Na sala, os convidados acercaram-se dele mas isso não impediu o Marquês de notar uma pequena encantadora, de verde esmeralda, no extremo da mesa. A curva pronunciada da sua cintura parecia esculpida mesmo à medida da mão de um homem.

Luísa trouxe o bolo de aniversário por si confeccionado para Norberto. Como se tivesse adivinhado os pensamentos do Marquês, conduziu-o e ao seu objecto de desejo até à cozinha. Fechou a porta e a luz atrás dos dois.

A luminosidade das velas entretanto acesas na sala a todos envolveu numa atmosfera aconchegante ao redor da mesa.

– Parabéns a você... – começou Luísa, logo seguida dos convidados.

O aniversariante, de cabelo acinzentado curto e denso, cantava, sorrindo:

– Nesta data querida…

De repente...

– Muitas fe-fe...

...voltou ao princípio.

– Parabéns a você…

Todos riram.

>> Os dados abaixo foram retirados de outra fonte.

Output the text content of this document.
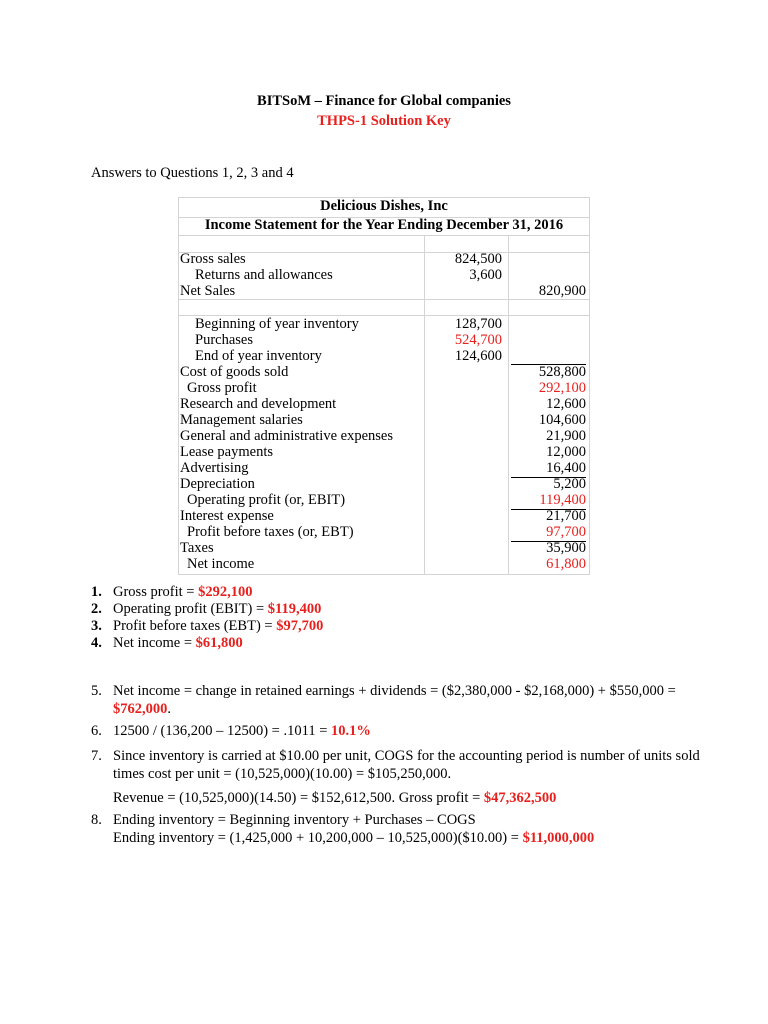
BITSoM – Finance for Global companies
THPS-1 Solution Key
Answers to Questions 1, 2, 3 and 4
Delicious Dishes, Inc
Income Statement for the Year Ending December 31, 2016
Gross sales	824,500
Returns and allowances	3,600
Net Sales	820,900
Beginning of year inventory	128,700
Purchases	524,700
End of year inventory	124,600
Cost of goods sold	528,800
Gross profit	292,100
Research and development	12,600
Management salaries	104,600
General and administrative expenses	21,900
Lease payments	12,000
Advertising	16,400
Depreciation	5,200
Operating profit (or, EBIT)	119,400
Interest expense	21,700
Profit before taxes (or, EBT)	97,700
Taxes	35,900
Net income	61,800
1. Gross profit = $292,100
2. Operating profit (EBIT) = $119,400
3. Profit before taxes (EBT) = $97,700
4. Net income = $61,800
5. Net income = change in retained earnings + dividends = ($2,380,000 - $2,168,000) + $550,000 =
$762,000.
6. 12500 / (136,200 – 12500) = .1011 = 10.1%
7. Since inventory is carried at $10.00 per unit, COGS for the accounting period is number of units sold
times cost per unit = (10,525,000)(10.00) = $105,250,000.
Revenue = (10,525,000)(14.50) = $152,612,500. Gross profit = $47,362,500
8. Ending inventory = Beginning inventory + Purchases – COGS
Ending inventory = (1,425,000 + 10,200,000 – 10,525,000)($10.00) = $11,000,000
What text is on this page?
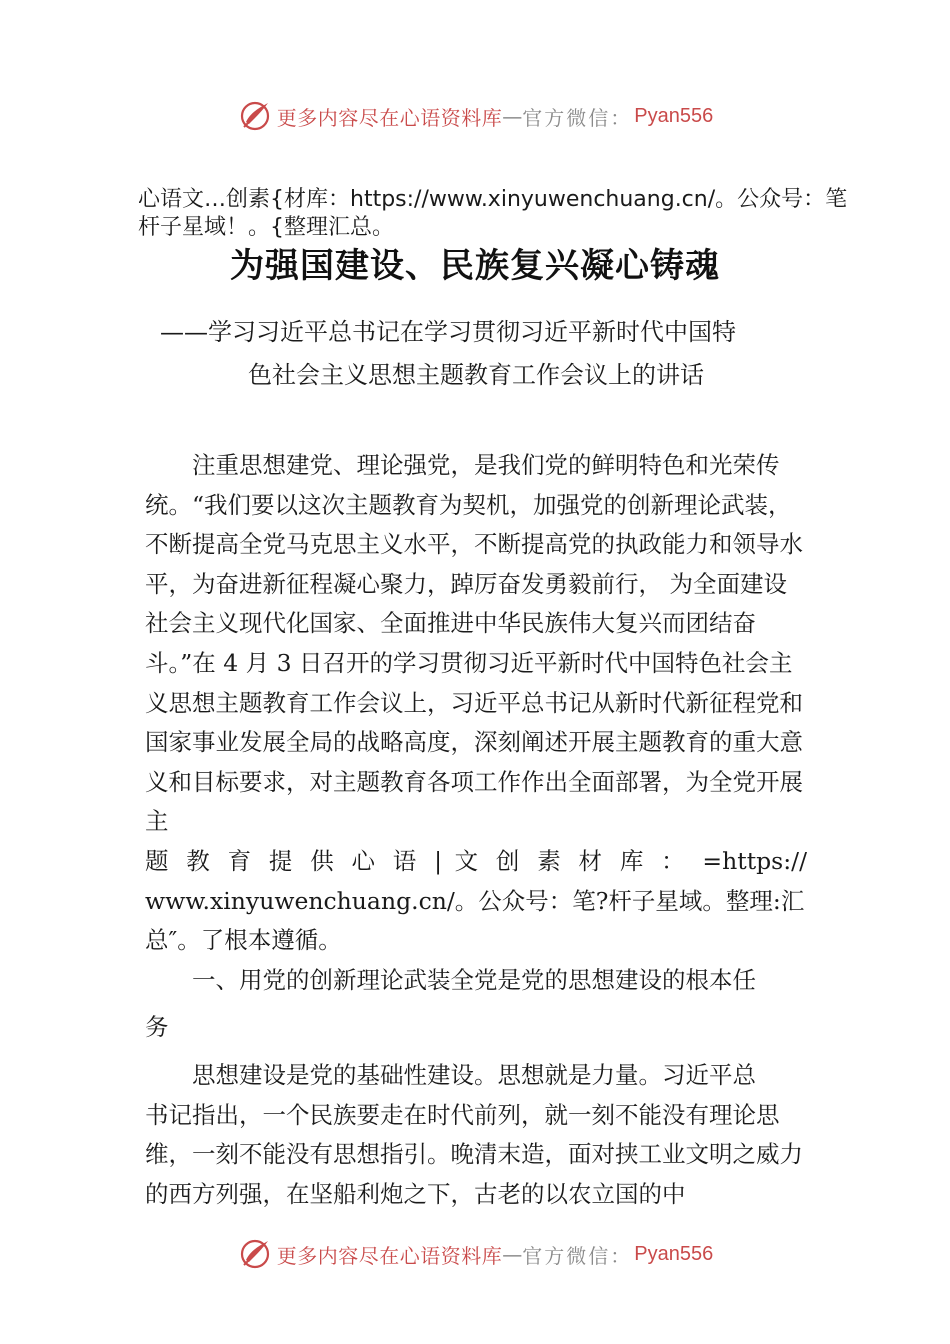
更多内容尽在心语资料库 — 官方微信： Pyan556
心语文…创素{材库：https://www.xinyuwenchuang.cn/。公众号：笔杆子星域！。{整理汇总。
为强国建设、民族复兴凝心铸魂
——学习习近平总书记在学习贯彻习近平新时代中国特
色社会主义思想主题教育工作会议上的讲话

注重思想建党、理论强党，是我们党的鲜明特色和光荣传统。“我们要以这次主题教育为契机，加强党的创新理论武装，不断提高全党马克思主义水平，不断提高党的执政能力和领导水平，为奋进新征程凝心聚力，踔厉奋发勇毅前行， 为全面建设社会主义现代化国家、全面推进中华民族伟大复兴而团结奋斗。”在 4 月 3 日召开的学习贯彻习近平新时代中国特色社会主义思想主题教育工作会议上，习近平总书记从新时代新征程党和国家事业发展全局的战略高度，深刻阐述开展主题教育的重大意义和目标要求，对主题教育各项工作作出全面部署，为全党开展主

题 教 育 提 供 心 语 | 文 创 素 材 库 ： =https://

www.xinyuwenchuang.cn/。公众号：笔?杆子星域。整理:汇总″。了根本遵循。

一、用党的创新理论武装全党是党的思想建设的根本任

务

思想建设是党的基础性建设。思想就是力量。习近平总

书记指出，一个民族要走在时代前列，就一刻不能没有理论思维，一刻不能没有思想指引。晚清末造，面对挟工业文明之威力的西方列强，在坚船利炮之下，古老的以农立国的中

更多内容尽在心语资料库 — 官方微信： Pyan556
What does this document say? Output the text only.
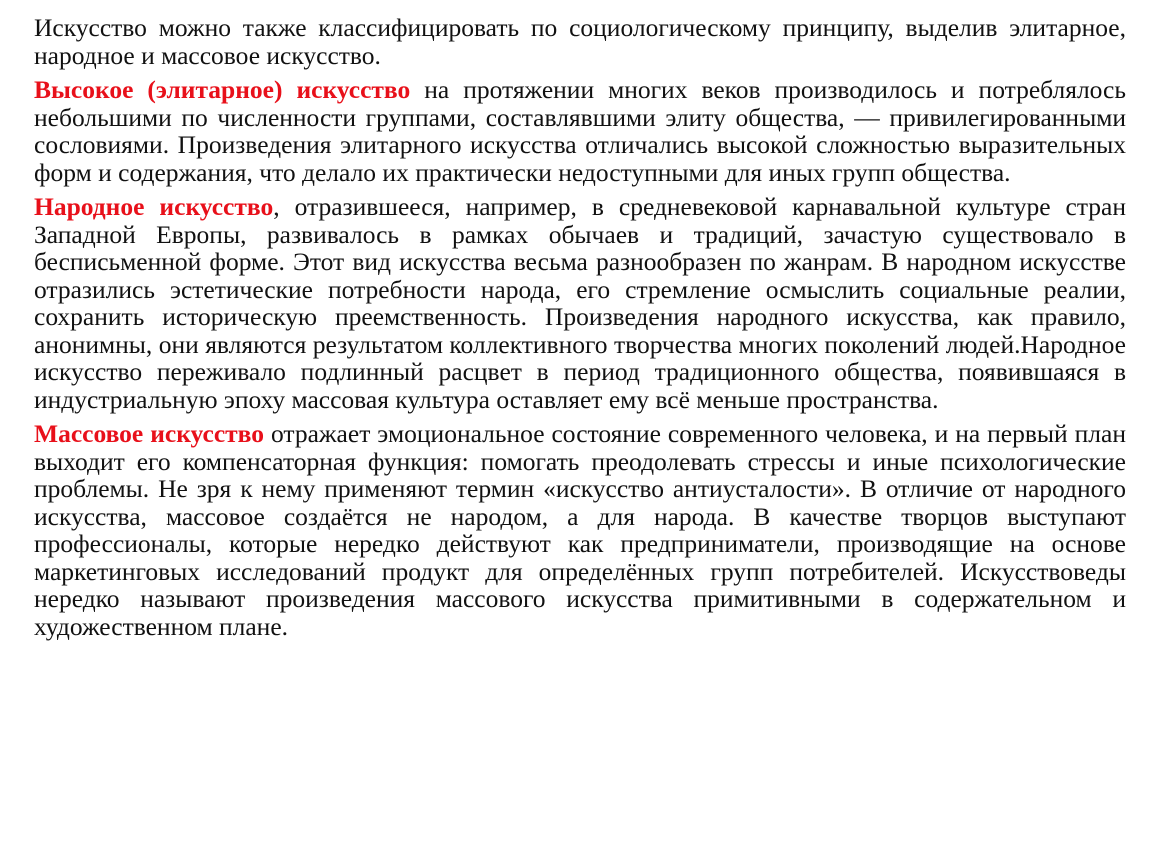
Искусство можно также классифицировать по социологическому принципу, выделив элитарное, народное и массовое искусство.

Высокое (элитарное) искусство на протяжении многих веков производилось и потреблялось небольшими по численности группами, составлявшими элиту общества, — привилегированными сословиями. Произведения элитарного искусства отличались высокой сложностью выразительных форм и содержания, что делало их практически недоступными для иных групп общества.

Народное искусство, отразившееся, например, в средневековой карнавальной культуре стран Западной Европы, развивалось в рамках обычаев и традиций, зачастую существовало в бесписьменной форме. Этот вид искусства весьма разнообразен по жанрам. В народном искусстве отразились эстетические потребности народа, его стремление осмыслить социальные реалии, сохранить историческую преемственность. Произведения народного искусства, как правило, анонимны, они являются результатом коллективного творчества многих поколений людей.Народное искусство переживало подлинный расцвет в период традиционного общества, появившаяся в индустриальную эпоху массовая культура оставляет ему всё меньше пространства.

Массовое искусство отражает эмоциональное состояние современного человека, и на первый план выходит его компенсаторная функция: помогать преодолевать стрессы и иные психологические проблемы. Не зря к нему применяют термин «искусство антиусталости». В отличие от народного искусства, массовое создаётся не народом, а для народа. В качестве творцов выступают профессионалы, которые нередко действуют как предприниматели, производящие на основе маркетинговых исследований продукт для определённых групп потребителей. Искусствоведы нередко называют произведения массового искусства примитивными в содержательном и художественном плане.
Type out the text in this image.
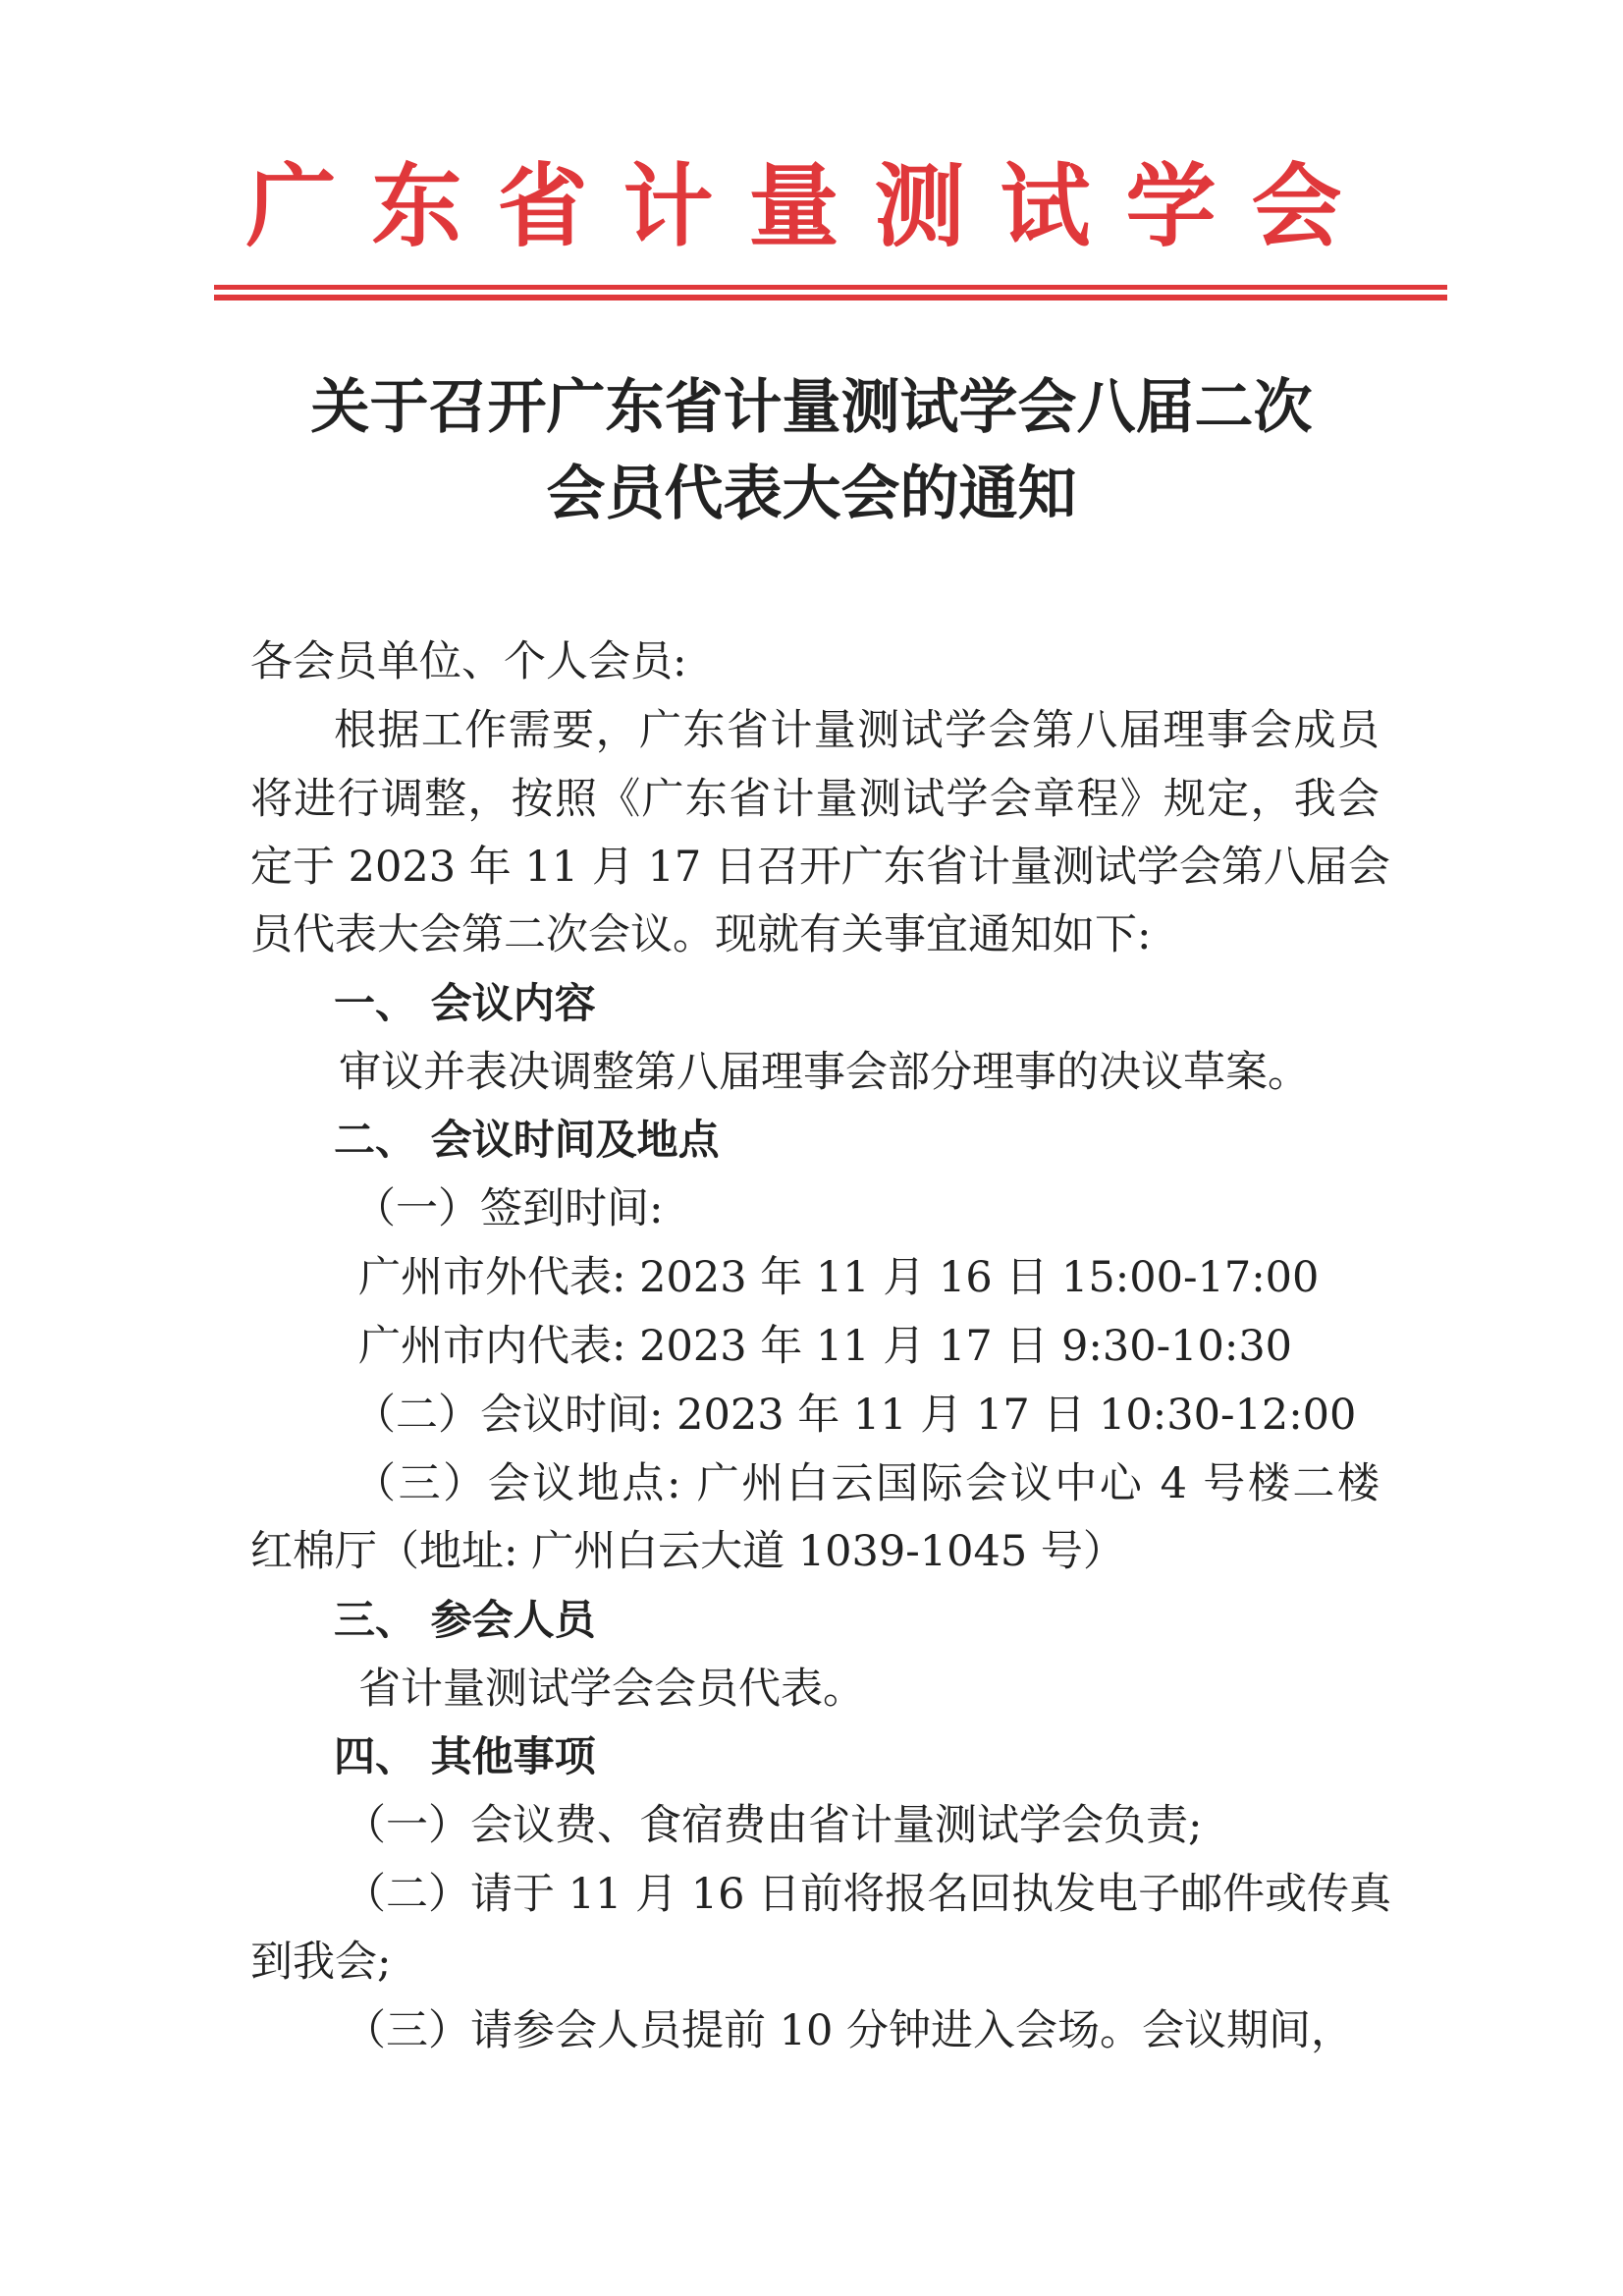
广东省计量测试学会
关于召开广东省计量测试学会八届二次
会员代表大会的通知
各会员单位、个人会员:
根据工作需要，广东省计量测试学会第八届理事会成员
将进行调整，按照《广东省计量测试学会章程》规定，我会
定于 2023 年 11 月 17 日召开广东省计量测试学会第八届会
员代表大会第二次会议。现就有关事宜通知如下:
一、 会议内容
审议并表决调整第八届理事会部分理事的决议草案。
二、 会议时间及地点
（一）签到时间:
广州市外代表: 2023 年 11 月 16 日 15:00-17:00
广州市内代表: 2023 年 11 月 17 日 9:30-10:30
（二）会议时间: 2023 年 11 月 17 日 10:30-12:00
（三）会议地点: 广州白云国际会议中心 4 号楼二楼
红棉厅（地址: 广州白云大道 1039-1045 号）
三、 参会人员
省计量测试学会会员代表。
四、 其他事项
（一）会议费、食宿费由省计量测试学会负责;
（二）请于 11 月 16 日前将报名回执发电子邮件或传真
到我会;
（三）请参会人员提前 10 分钟进入会场。会议期间，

Sempre brincalhão. Mas quando ele deixou cair na mesa a faca de cortar bolo que segurava, agarrando-se depois à cabeça, parecendo ter dores, Luísa, exclamou:

– É um AVC! Chamem uma ambulância! Acendam a luz.

Luísa empurrou a cadeira de rodas para onde havia espaço. Examinava-o procurando acalmar-se, acalmando-o. A boca ao lado confirmava-se.

Norberto ficara em observação. Era cedo para prever o futuro. Chegada a casa, acompanhada pela incógnita, deitou-se. Ela sabia que eram necessários mais exames para apurar a causa do acidente isquémico. O cansaço venceu-a.

A sede despertou-a pela manhã. Na cozinha lavou e fatiou laranjas e maçãs na tábua. Cortou os morangos maduros. Juntou tudo num jarro, mais uns bagos de uva branca e um gole de licor de laranja.

Abriu o frigorífico. A garrafa de Marquês de Marialva estava colada à de água gaseificada. Aquele par lembrou-a do seu casamento, um ano e meio atrás. Norberto vestido de castanho mel, ela de verde, ele, enorme, ainda que sentado, ela, uma miúda. A jovem enfermeira, que viera a Portugal de férias, despedira-se depois do Brasil para casar com um velho aleijado e sem dinheiro. Morariam num R/C degradado com vista para a fábrica, origem da reforma antecipada do operário por incapacidade. O amor era aquilo. Não trocaria aquela cabana por outro lugar no mundo se era onde ele queria estar.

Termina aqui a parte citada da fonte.